Я выглядела едва ли лучше бомжихи с помойки, и вот такую суженую ему подсунули подданные. Как будущий наследник, Ковен обладал большим самообладанием, поэтому держал лицо, но шумно дышал, от чего крылья носа трепетали. Собравшись, пересилил бешенство и брезгливость, взял меня за руку, улыбнулся, помахал ликовавшему народу… и покосился на охрану, чтобы закрывали ворота.
И только теперь я спохватилась, что не только сама сильно влипла, попав в логово врагов, но и подставила Варка, которого Кхарт наверняка убьет, а перед смертью помучает… От страшной мысли грудь обжег холодный страх, защипало глаза, но… но я сделаю все, чтобы спасти его!
Сжала зубы, задрала голову и надменно произнесла:
— Меня же ничего не портит, правда? — хотя бы голос мой Ковен должен узнать. — Даже корзины?
Тизарин вздрогнул и обернулся.
— Слава Лучезарным, это ты! — и выдохнул, будто груз упал с его плеч. — Мы подумали, что вторая избранная явилась.
— Нет, я такая одна. Поэтому будь любезен, тизарин Ковен, любить и жаловать.
— Что с тобой, — он осторожно коснулся моего лица.
— Яд сойдет, и стану прежней.
— Яд? — воскликнула тизария Нельмела, следовавшая за нами по пятам.
— За сутки меня пытались похитить, отравить, потом снова похитить. И если бы не старший жрец Варк, я бы бесследно исчезла на дне болота…
Коротко, но в красках рассказала, как нас преследовали по дороге в другой храм; о предательстве Оэнта; о смелости умного Варка, дерзнувшего поступить наперекор верховному жрецу, осторожно подводя мать и сына к мысли, что старший жрец тот, кто сможет потеснить опасного Кхарта. И зерно упало на благодатную почву.
— Я напишу письмо и попрошу прислать этого жреца, чтобы он засвидетельствовал, что ты — та самая Гленапупа. Долго ждать исцеления? — Нельмела окинула меня ощупывающим, неприятным взглядом.
— Старший жрец сказал: на четвертый день буду похожа на себя, — отвечала я медленно, растягивая слова и набивая себе цену. Окончательно убедившись, что я
— Гленапупа, Ковен засиял от счастья и, подняв руки к небу, прошептал:
— О, Лучезарные! Благодарю!
На что я цинично заметила:
— Не бывает некрасивых женщин — бывает мало вина.
— Некоторые и без вина зарятся на падаль, — процедила едко тизария и бросила охраннику: — Цитарпа!
Резиденция тизара с виду внушительная, однако истинный ее размер прочувствовала, лишь петляя по нескончаемым галереям.
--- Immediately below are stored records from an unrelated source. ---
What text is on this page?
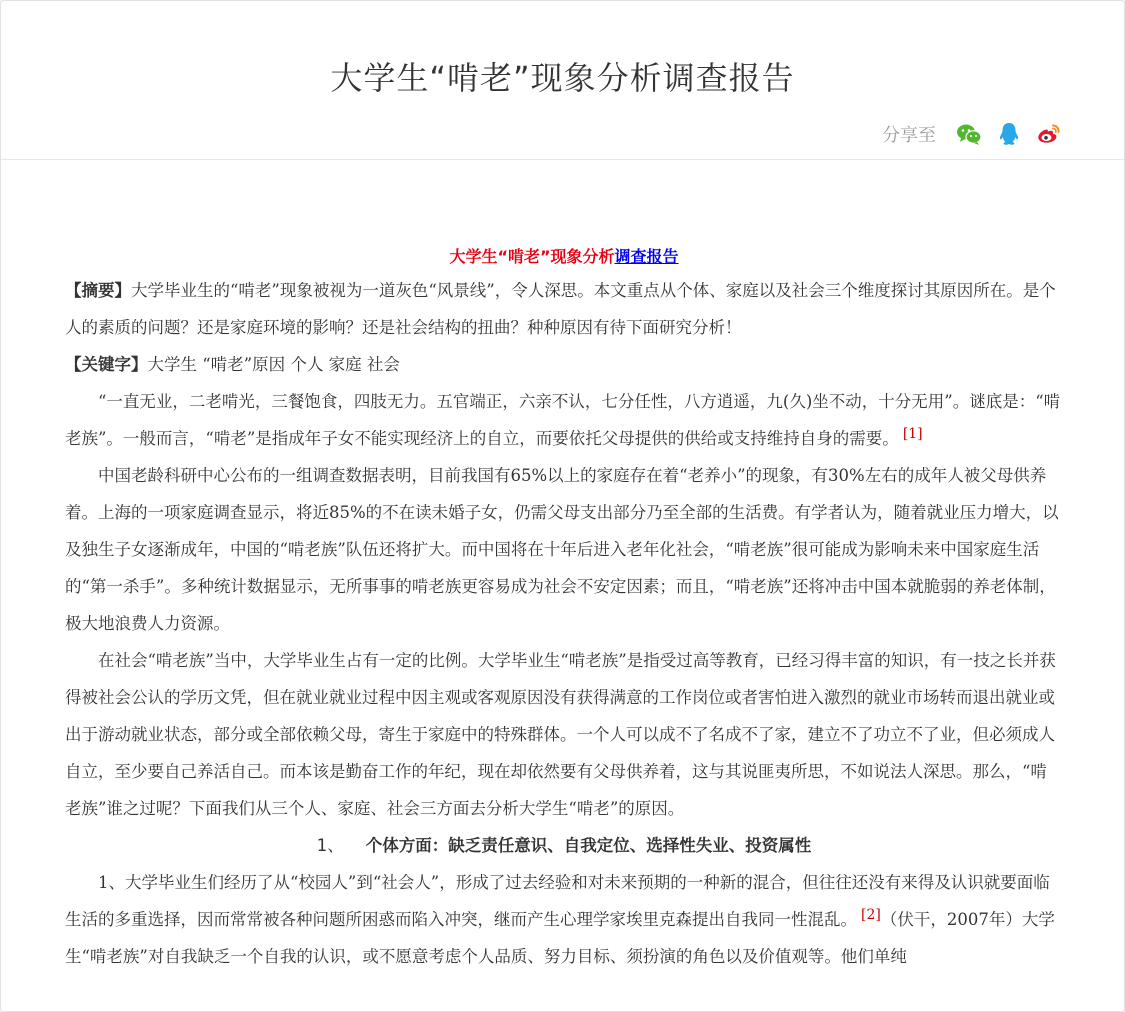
大学生“啃老”现象分析调查报告
分享至

大学生“啃老”现象分析调查报告

【摘要】大学毕业生的“啃老”现象被视为一道灰色“风景线”，令人深思。本文重点从个体、家庭以及社会三个维度探讨其原因所在。是个人的素质的问题？还是家庭环境的影响？还是社会结构的扭曲？种种原因有待下面研究分析！

【关键字】大学生 “啃老”原因 个人 家庭 社会

“一直无业，二老啃光，三餐饱食，四肢无力。五官端正，六亲不认，七分任性，八方逍遥，九(久)坐不动，十分无用”。谜底是：“啃老族”。一般而言，“啃老”是指成年子女不能实现经济上的自立，而要依托父母提供的供给或支持维持自身的需要。 [1]

中国老龄科研中心公布的一组调查数据表明，目前我国有65%以上的家庭存在着“老养小”的现象，有30%左右的成年人被父母供养着。上海的一项家庭调查显示，将近85%的不在读未婚子女，仍需父母支出部分乃至全部的生活费。有学者认为，随着就业压力增大，以及独生子女逐渐成年，中国的“啃老族”队伍还将扩大。而中国将在十年后进入老年化社会，“啃老族”很可能成为影响未来中国家庭生活的“第一杀手”。多种统计数据显示，无所事事的啃老族更容易成为社会不安定因素；而且，“啃老族”还将冲击中国本就脆弱的养老体制，极大地浪费人力资源。

在社会“啃老族”当中，大学毕业生占有一定的比例。大学毕业生“啃老族”是指受过高等教育，已经习得丰富的知识，有一技之长并获得被社会公认的学历文凭，但在就业就业过程中因主观或客观原因没有获得满意的工作岗位或者害怕进入激烈的就业市场转而退出就业或出于游动就业状态，部分或全部依赖父母，寄生于家庭中的特殊群体。一个人可以成不了名成不了家，建立不了功立不了业，但必须成人自立，至少要自己养活自己。而本该是勤奋工作的年纪，现在却依然要有父母供养着，这与其说匪夷所思，不如说法人深思。那么，“啃老族”谁之过呢？下面我们从三个人、家庭、社会三方面去分析大学生“啃老”的原因。

1、 个体方面：缺乏责任意识、自我定位、选择性失业、投资属性

1、大学毕业生们经历了从“校园人”到“社会人”，形成了过去经验和对未来预期的一种新的混合，但往往还没有来得及认识就要面临生活的多重选择，因而常常被各种问题所困惑而陷入冲突，继而产生心理学家埃里克森提出自我同一性混乱。 [2]（伏干，2007年）大学生“啃老族”对自我缺乏一个自我的认识，或不愿意考虑个人品质、努力目标、须扮演的角色以及价值观等。他们单纯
Резные арки, кружевные балконы, фонтаны и прудики, красочные мозаики, яркие залы и переходы, украшенные немного вычурно. Если в Нижнем храме атмосфера служебная, красота строгая, неброская, то тут все для неги и услаждений взоров владельцев.
Меня привели в роскошные покои с непривычным сочетанием белого пола и кофейного цвета стенами и потолком. По благородно-коричневому оттенку расцветали замысловатые молочные и оранжевые орнаменты, перетекавшие из одного в другой, еще более изысканный, и сплетались в центре потолка. А изумительная люстра, прикрепленная в том месте, походила на хрустальный плод. Через стрельчатые окна во всю стену солнце озаряло зал, отчего мне, голодной, он напомнил праздничный шоколадный торт. Подобно вишенкам на темном ковре стояли красно-пурпурные лежанки с разноцветными подушками, столик, кресло. Вкрапления зеленых кадочных деревьев и журчание фонтана, притаившегося в дальнем углу за арками, добавляли интерьеру изысканности. Я же в лохмотьях смотрелась здесь чужеродно, как кариес на белоснежной улыбке миллионера.